The postmaster snatched the slip and produced a cardboard box roughly two feet long by two feet wide and reinforced by duct tape.

"I don't know what you got in there lady," he said. "But Uncle Sam don't pay me enough."

There was a strange odor, but the wind was blowing in off the bay. RaeBelle figured the smell was coming from the docks. 

RaeBelle and Cindy continued on to the mall and spent the rest of the afternoon trying on dresses and looking at shoes. Next, they stopped for iced mochas and biscotti.

The temperature that afternoon climbed into the high-90s. By 4:00PM, a not-inconsiderable cloud of flies circled the little sedan, trying to find a way in to the car. A lot of them already had, judging by the tracks on the steamy windows.

RaeBelle took all the shortcuts back, with all the windows open. She tried to keep Cindy engaged in polite conversation, but it was difficult to talk over the heaving and gagging and screeching tires.

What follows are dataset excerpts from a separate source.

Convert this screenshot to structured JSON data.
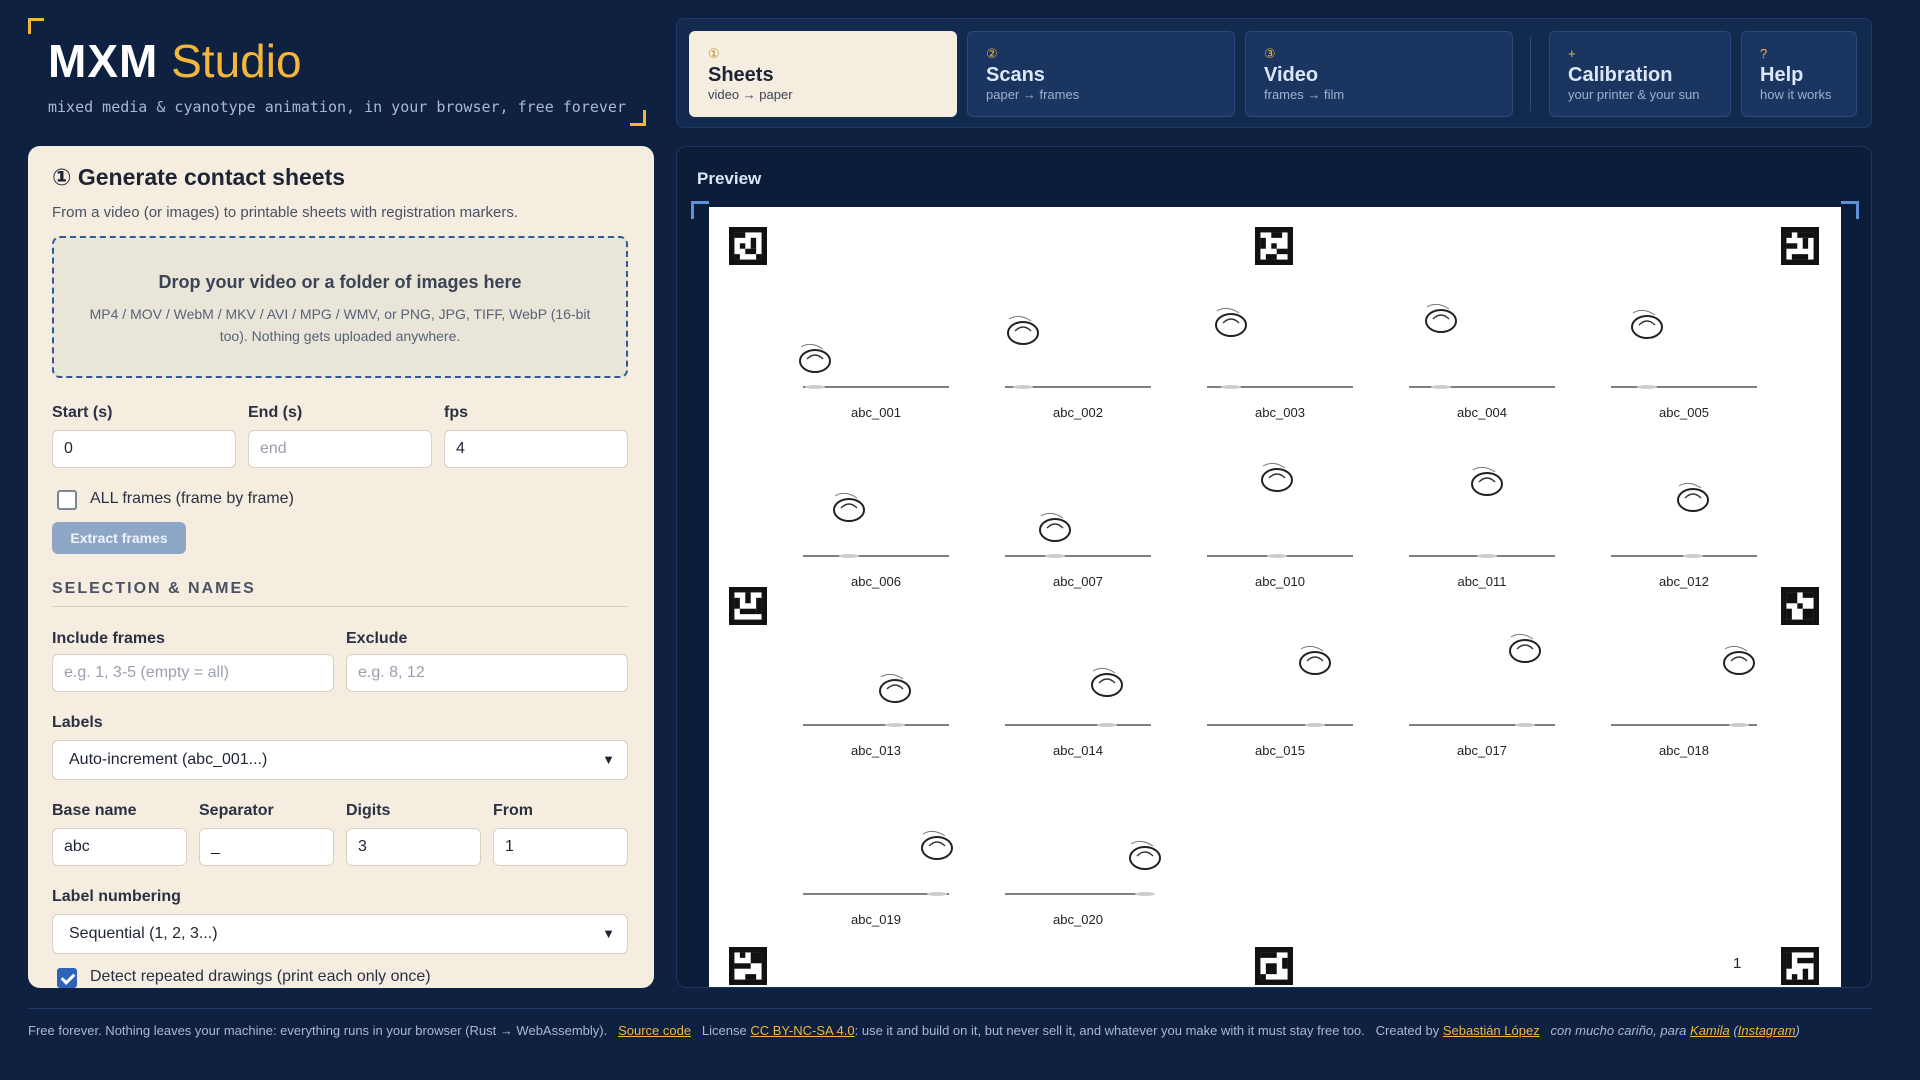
{
  "brand": {
    "name": "MXM",
    "studio": "Studio",
    "tagline": "mixed media & cyanotype animation, in your browser, free forever"
  },
  "steps": [
    {
      "num": "①",
      "name": "Sheets",
      "sub": "video → paper",
      "active": true
    },
    {
      "num": "②",
      "name": "Scans",
      "sub": "paper → frames",
      "active": false
    },
    {
      "num": "③",
      "name": "Video",
      "sub": "frames → film",
      "active": false
    },
    {
      "num": "+",
      "name": "Calibration",
      "sub": "your printer & your sun",
      "active": false
    },
    {
      "num": "?",
      "name": "Help",
      "sub": "how it works",
      "active": false
    }
  ],
  "panel": {
    "title": "① Generate contact sheets",
    "description": "From a video (or images) to printable sheets with registration markers.",
    "drop_title": "Drop your video or a folder of images here",
    "drop_text": "MP4 / MOV / WebM / MKV / AVI / MPG / WMV, or PNG, JPG, TIFF, WebP (16-bit too). Nothing gets uploaded anywhere.",
    "start_label": "Start (s)",
    "start_value": "0",
    "end_label": "End (s)",
    "end_placeholder": "end",
    "fps_label": "fps",
    "fps_value": "4",
    "all_frames_label": "ALL frames (frame by frame)",
    "all_frames_checked": false,
    "extract_button": "Extract frames",
    "section_title": "SELECTION & NAMES",
    "include_label": "Include frames",
    "include_placeholder": "e.g. 1, 3-5 (empty = all)",
    "exclude_label": "Exclude",
    "exclude_placeholder": "e.g. 8, 12",
    "labels_label": "Labels",
    "labels_value": "Auto-increment (abc_001...)",
    "base_name_label": "Base name",
    "base_name_value": "abc",
    "separator_label": "Separator",
    "separator_value": "_",
    "digits_label": "Digits",
    "digits_value": "3",
    "from_label": "From",
    "from_value": "1",
    "label_numbering_label": "Label numbering",
    "label_numbering_value": "Sequential (1, 2, 3...)",
    "detect_label": "Detect repeated drawings (print each only once)",
    "detect_checked": true
  },
  "preview": {
    "title": "Preview",
    "page_number": "1",
    "frames": [
      "abc_001",
      "abc_002",
      "abc_003",
      "abc_004",
      "abc_005",
      "abc_006",
      "abc_007",
      "abc_010",
      "abc_011",
      "abc_012",
      "abc_013",
      "abc_014",
      "abc_015",
      "abc_017",
      "abc_018",
      "abc_019",
      "abc_020"
    ]
  },
  "footer": {
    "text1": "Free forever. Nothing leaves your machine: everything runs in your browser (Rust → WebAssembly).",
    "source_link": "Source code",
    "license_text": "License",
    "license_link": "CC BY-NC-SA 4.0",
    "text2": ": use it and build on it, but never sell it, and whatever you make with it must stay free too.",
    "created_text": "Created by",
    "author_link": "Sebastián López",
    "dedication": "con mucho cariño, para",
    "kamila_link": "Kamila",
    "instagram_link": "Instagram"
  },
  "colors": {
    "background": "#0f2140",
    "accent": "#f3b63a",
    "panel": "#f4ede0",
    "primary_blue": "#2e63b8"
  }
}
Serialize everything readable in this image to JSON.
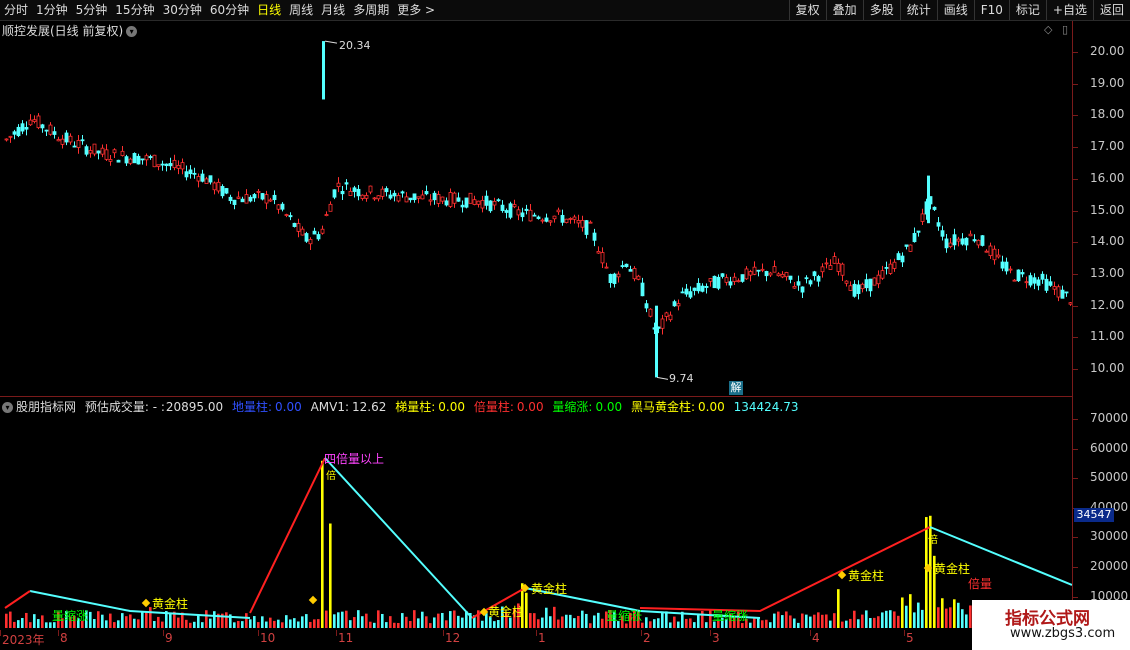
{
  "toolbar": {
    "periods": [
      "分时",
      "1分钟",
      "5分钟",
      "15分钟",
      "30分钟",
      "60分钟",
      "日线",
      "周线",
      "月线",
      "多周期",
      "更多 >"
    ],
    "active_period": "日线",
    "tools": [
      "复权",
      "叠加",
      "多股",
      "统计",
      "画线",
      "F10",
      "标记",
      "+自选",
      "返回"
    ]
  },
  "main_chart": {
    "title": "顺控发展(日线 前复权)",
    "high_label": "20.34",
    "low_label": "9.74",
    "jie": "解",
    "y_ticks": [
      "20.00",
      "19.00",
      "18.00",
      "17.00",
      "16.00",
      "15.00",
      "14.00",
      "13.00",
      "12.00",
      "11.00",
      "10.00"
    ],
    "y_range": [
      9.5,
      20.5
    ]
  },
  "indicator": {
    "name": "股朋指标网",
    "est_vol_label": "预估成交量: - :",
    "est_vol_value": "20895.00",
    "dlz_label": "地量柱:",
    "dlz_value": "0.00",
    "amv_label": "AMV1:",
    "amv_value": "12.62",
    "tlz_label": "梯量柱:",
    "tlz_value": "0.00",
    "blz_label": "倍量柱:",
    "blz_value": "0.00",
    "lsz_label": "量缩涨:",
    "lsz_value": "0.00",
    "hm_label": "黑马黄金柱:",
    "hm_value": "0.00",
    "last_value": "134424.73",
    "y_ticks": [
      "70000",
      "60000",
      "50000",
      "40000",
      "30000",
      "20000",
      "10000"
    ],
    "badge": "34547",
    "annotations": {
      "four_times": "四倍量以上",
      "gold": "黄金柱",
      "shrink": "量缩涨",
      "bei": "倍",
      "bei_liang": "倍量"
    }
  },
  "date_axis": [
    "2023年",
    "8",
    "9",
    "10",
    "11",
    "12",
    "1",
    "2",
    "3",
    "4",
    "5"
  ],
  "watermark": {
    "main": "指标公式网",
    "sub": "www.zbgs3.com"
  },
  "colors": {
    "up": "#ff3030",
    "down": "#54ffff",
    "axis": "#7a1a1a",
    "yellow": "#ffff00"
  }
}
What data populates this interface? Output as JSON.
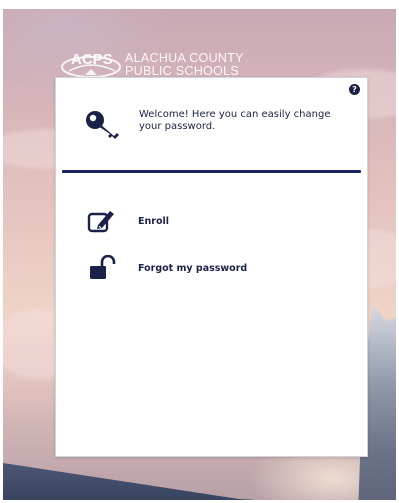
{
  "branding": {
    "logo_abbr": "ACPS",
    "logo_line1": "ALACHUA COUNTY",
    "logo_line2": "PUBLIC SCHOOLS"
  },
  "card": {
    "help_label": "?",
    "welcome_text": "Welcome! Here you can easily change your password.",
    "options": [
      {
        "label": "Enroll",
        "icon": "edit-icon"
      },
      {
        "label": "Forgot my password",
        "icon": "unlock-icon"
      }
    ]
  },
  "colors": {
    "navy": "#1a2247",
    "divider": "#1a2060",
    "card_bg": "#ffffff"
  }
}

In front of T. Roy's apartment, she slid to a stop and jumped out. She picked up the cardboard box and, holding her breath, staggered up a flight of stairs and dropped the box. Fumbling with the key, she got the door open and picked up the box again. A stream of gray fluid leaked out of a crushed corner onto her new pumps.

Inside, she grabbed a pair of scissors, cut through the cardboard and peeled back the soggy pages of the Anchorage Daily News. A greasy black eye glared back at her.

When she didn't come right back, Cindy went inside looking for RaeBelle. RaeBelle was hunched over the sink. Cindy took one look inside the box. She didn't make it to the sink.

T. Roy returned home a few days later to another note on his door. This one from the landlord.

The neighbors had been complaining of a lingering smell of death that worsened with each day. They suspected T. Roy. Stray dogs frequented the property. The landlord was now on a first name basis with the owner of a certain beagle that had been howling on T. Roy's doorstep.

It turned out that the taxidermist had heard T. Roy say not to boil the skull, because he might lose an eighth of an inch of measurement and didn't make the connection that he should employ a troop of beetles instead. As the taxidermist explained later, he doesn't keep dermestid beetles, because it gets too cold in the winter and the beetles go looking for warmth, which means they end up crawling into bed with him and the missus. "Hope that old bear skull didn't cause you any trouble."

T. Roy was back on good terms with the neighbors. To make amends, he had brought them houseplants. To help clear the air, he told them.

RaeBelle didn't have a lot to say about it, except that she feared the wedding might be delayed till the maid of honor was speaking to her again.